Each configuration file is a yaml file that contains this information. The names of the proteins classes can be changed as desired, as well as the queries used. Below is an example of this configuration file:
Example for Binary PVPs:
clustering:
deduplication-threshold: 100
clustering-percentage: 90
k_partitions: 5 # number of partitions in k-fold cross validation
classes:
- name: PVP
uniprot: "capsid AND cc_subcellular_location: virion AND reviewed: true"
entrez: "bacteriophage[Organism] AND ((shaft[Title] OR sheath[Title]) AND tail[Title]) OR head-tail[Title] OR tail fiber[Title] OR portal[Title] OR minor tail[Title] OR major tail[Title] OR baseplate[Title] OR minor capsid[Title] OR major capsid[Title])"
- name: non-PVP
uniprot: "capsid NOT cc_subcellular_location: virion AND reviewed: true"
entrez: "bacteriophage[Organism] NOT (bacteriophage[Organism] AND ((shaft[Title] OR sheath[Title]) AND tail[Title]) OR head-tail[Title] OR tail fiber[Title] OR portal[Title] OR minor tail[Title] OR major tail[Title] OR baseplate[Title] OR minor capsid[Title] OR major capsid[Title]))"Generic template:
clustering:
deduplication-threshold: 100
clustering-percentage: 95
k_partitions: <add number of k-fold partitions>
classes:
- name: <add name for the positive class>
uniprot: <add query for uniprot>
entrez: <add query for entrez>
- name: <add name for the negative class>
uniprot: <add query for uniprot>
entrez: <add query for entrez>- Binary PVPs. This is the common example of splitting proteins into being either Phage Virion Proteins (PVPs) or not.
python phagescanner.py database -c configs/binary_pvps_config.yaml -o ./binary_database/ -v info
- Multiclass PVPs. This is example with splitting the Phage Virion Proteins (PVPs) into multiple classes for higher granularity than the binary approach.

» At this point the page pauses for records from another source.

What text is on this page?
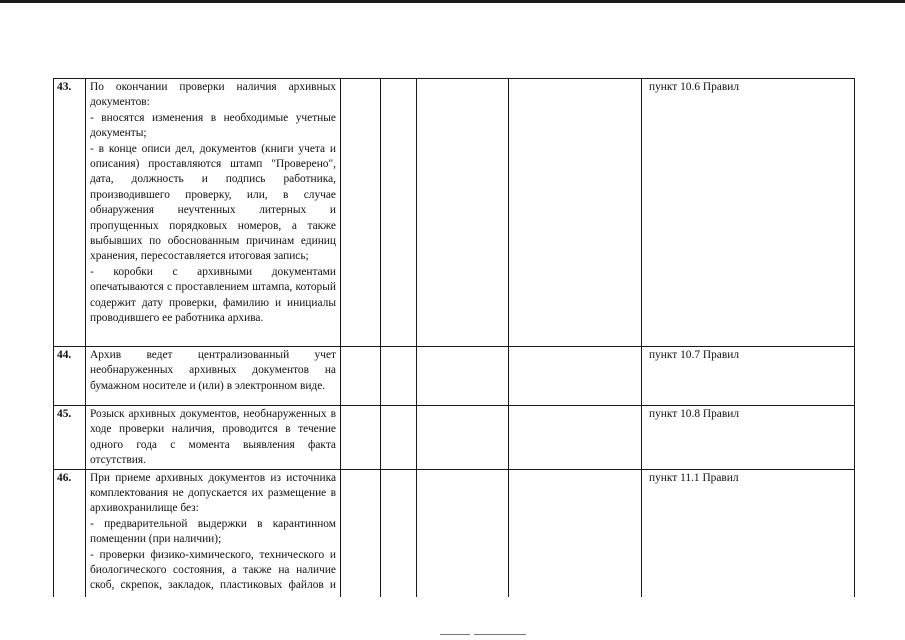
43.	По окончании проверки наличия архивных документов:

- вносятся изменения в необходимые учетные документы;

- в конце описи дел, документов (книги учета и описания) проставляются штамп "Проверено", дата, должность и подпись работника, производившего проверку, или, в случае обнаружения неучтенных литерных и пропущенных порядковых номеров, а также выбывших по обоснованным причинам единиц хранения, пересоставляется итоговая запись;

- коробки с архивными документами опечатываются с проставлением штампа, который содержит дату проверки, фамилию и инициалы проводившего ее работника архива.					пункт 10.6 Правил
44.	Архив ведет централизованный учет необнаруженных архивных документов на бумажном носителе и (или) в электронном виде.					пункт 10.7 Правил
45.	Розыск архивных документов, необнаруженных в ходе проверки наличия, проводится в течение одного года с момента выявления факта отсутствия.					пункт 10.8 Правил
46.	При приеме архивных документов из источника комплектования не допускается их размещение в архивохранилище без:

- предварительной выдержки в карантинном помещении (при наличии);

- проверки физико-химического, технического и биологического состояния, а также на наличие скоб, скрепок, закладок, пластиковых файлов и					пункт 11.1 Правил
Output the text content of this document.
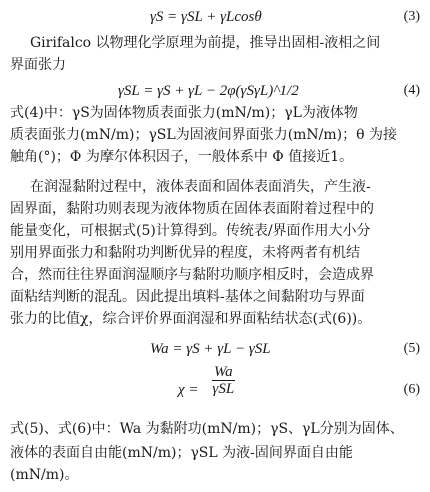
γS = γSL + γLcosθ	(3)
Girifalco 以物理化学原理为前提，推导出固相-液相之间
界面张力
γSL = γS + γL − 2φ(γSγL)^1/2	(4)
式(4)中：γS为固体物质表面张力(mN/m)；γL为液体物
质表面张力(mN/m)；γSL为固液间界面张力(mN/m)；θ 为接
触角(°)；Φ 为摩尔体积因子，一般体系中 Φ 值接近1。
在润湿黏附过程中，液体表面和固体表面消失，产生液-
固界面，黏附功则表现为液体物质在固体表面附着过程中的
能量变化，可根据式(5)计算得到。传统表/界面作用大小分
别用界面张力和黏附功判断优异的程度，未将两者有机结
合，然而往往界面润湿顺序与黏附功顺序相反时，会造成界
面粘结判断的混乱。因此提出填料-基体之间黏附功与界面
张力的比值χ，综合评价界面润湿和界面粘结状态(式(6))。
Wa = γS + γL − γSL	(5)
χ =
Wa
γSL	(6)
式(5)、式(6)中：Wa 为黏附功(mN/m)；γS、γL分别为固体、
液体的表面自由能(mN/m)；γSL 为液-固间界面自由能
(mN/m)。
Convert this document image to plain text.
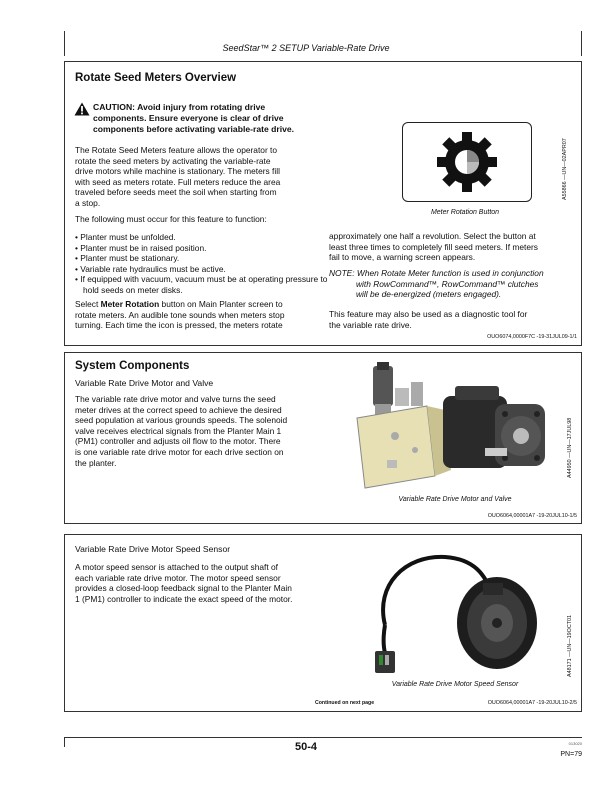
SeedStar™ 2 SETUP Variable-Rate Drive
Rotate Seed Meters Overview
CAUTION: Avoid injury from rotating drive
components. Ensure everyone is clear of drive
components before activating variable-rate drive.
The Rotate Seed Meters feature allows the operator to
rotate the seed meters by activating the variable-rate
drive motors while machine is stationary. The meters fill
with seed as meters rotate. Full meters reduce the area
traveled before seeds meet the soil when starting from
a stop.
The following must occur for this feature to function:
• Planter must be unfolded.
• Planter must be in raised position.
• Planter must be stationary.
• Variable rate hydraulics must be active.
• If equipped with vacuum, vacuum must be at operating pressure to hold seeds on meter disks.
Select Meter Rotation button on Main Planter screen to
rotate meters. An audible tone sounds when meters stop
turning. Each time the icon is pressed, the meters rotate
A55866 —UN—02APR07
Meter Rotation Button
approximately one half a revolution. Select the button at
least three times to completely fill seed meters. If meters
fail to move, a warning screen appears.
NOTE: When Rotate Meter function is used in conjunction
with RowCommand™, RowCommand™ clutches
will be de-energized (meters engaged).
This feature may also be used as a diagnostic tool for
the variable rate drive.
OUO6074,0000F7C -19-31JUL09-1/1
System Components
Variable Rate Drive Motor and Valve
The variable rate drive motor and valve turns the seed
meter drives at the correct speed to achieve the desired
seed population at various grounds speeds. The solenoid
valve receives electrical signals from the Planter Main 1
(PM1) controller and adjusts oil flow to the motor. There
is one variable rate drive motor for each drive section on
the planter.	A44950 —UN—17JUL98
Variable Rate Drive Motor and Valve
OUO6064,00001A7 -19-20JUL10-1/5
Variable Rate Drive Motor Speed Sensor
A motor speed sensor is attached to the output shaft of
each variable rate drive motor. The motor speed sensor
provides a closed-loop feedback signal to the Planter Main
1 (PM1) controller to indicate the exact speed of the motor.
A48171 —UN—19OCT01
Variable Rate Drive Motor Speed Sensor
Continued on next page	OUO6064,00001A7 -19-20JUL10-2/5
50-4	013020
PN=79
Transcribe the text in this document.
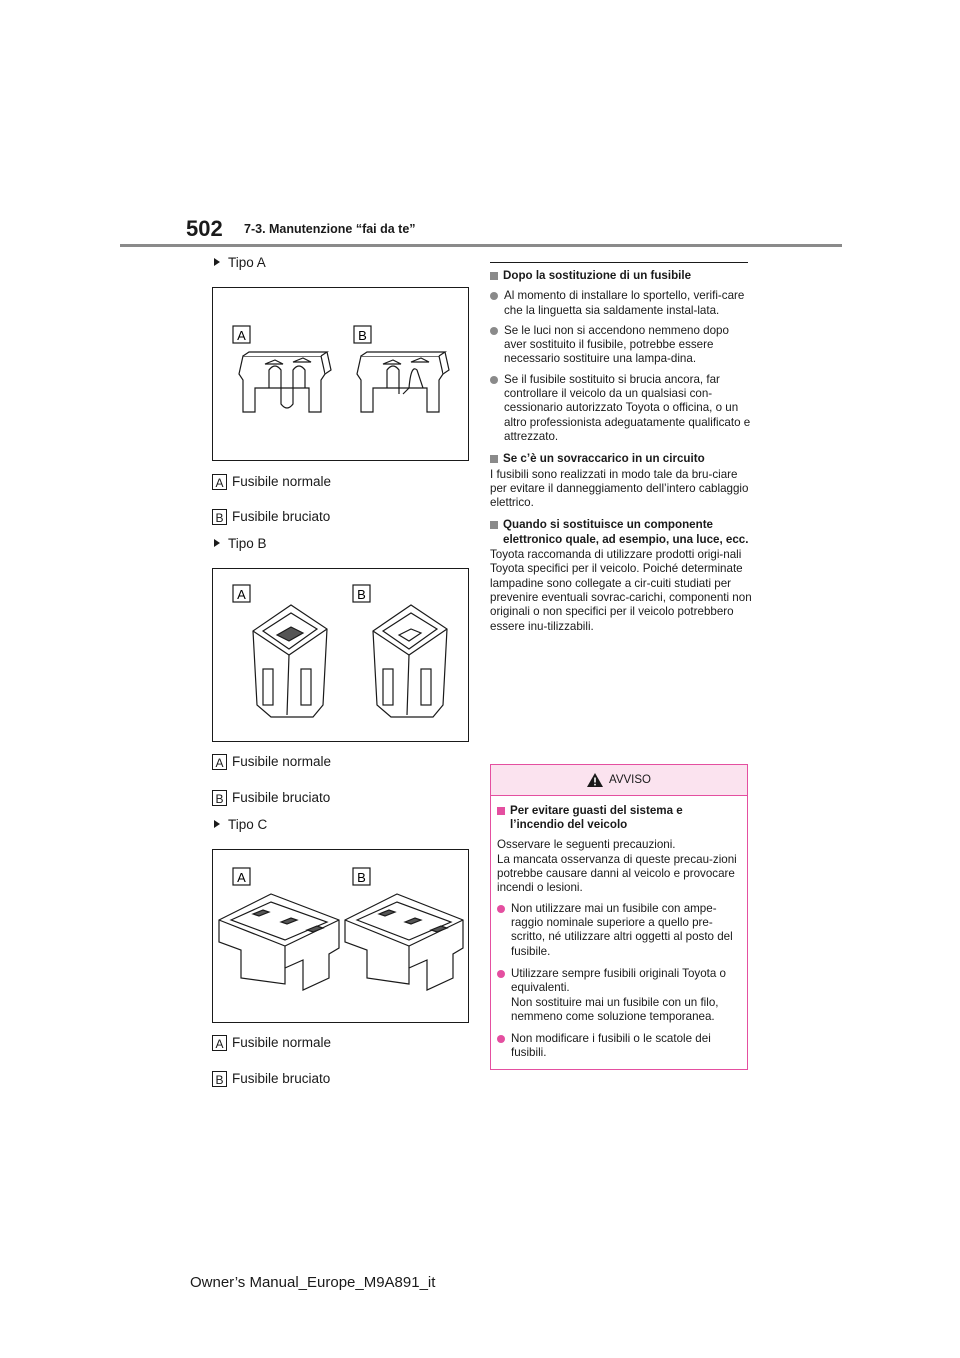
502 7-3. Manutenzione “fai da te”
Tipo A
A	B
A Fusibile normale
B Fusibile bruciato
Tipo B
A	B
A Fusibile normale
B Fusibile bruciato
Tipo C
A	B
A Fusibile normale
B Fusibile bruciato
Dopo la sostituzione di un fusibile
Al momento di installare lo sportello, verifi-care che la linguetta sia saldamente instal-lata.
Se le luci non si accendono nemmeno dopo aver sostituito il fusibile, potrebbe essere necessario sostituire una lampa-dina.
Se il fusibile sostituito si brucia ancora, far controllare il veicolo da un qualsiasi con-cessionario autorizzato Toyota o officina, o un altro professionista adeguatamente qualificato e attrezzato.
Se c’è un sovraccarico in un circuito
I fusibili sono realizzati in modo tale da bru-ciare per evitare il danneggiamento dell’intero cablaggio elettrico.
Quando si sostituisce un componente elettronico quale, ad esempio, una luce, ecc.
Toyota raccomanda di utilizzare prodotti origi-nali Toyota specifici per il veicolo. Poiché determinate lampadine sono collegate a cir-cuiti studiati per prevenire eventuali sovrac-carichi, componenti non originali o non specifici per il veicolo potrebbero essere inu-tilizzabili.
AVVISO
Per evitare guasti del sistema e l’incendio del veicolo
Osservare le seguenti precauzioni.
La mancata osservanza di queste precau-zioni potrebbe causare danni al veicolo e provocare incendi o lesioni.
Non utilizzare mai un fusibile con ampe-raggio nominale superiore a quello pre-scritto, né utilizzare altri oggetti al posto del fusibile.
Utilizzare sempre fusibili originali Toyota o equivalenti.
Non sostituire mai un fusibile con un filo, nemmeno come soluzione temporanea.
Non modificare i fusibili o le scatole dei fusibili.
Owner’s Manual_Europe_M9A891_it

python phagescanner.py database -c configs/feature_testing_config.yaml -o ./multiclass_database/ -v info
- Toxin proteins. This example shows the flexibility of the pipeline, which extends far beyond only PVPs. For example, one may want to know if a phage genome contains any toxins in order to develop a safe phage therapy cocktail.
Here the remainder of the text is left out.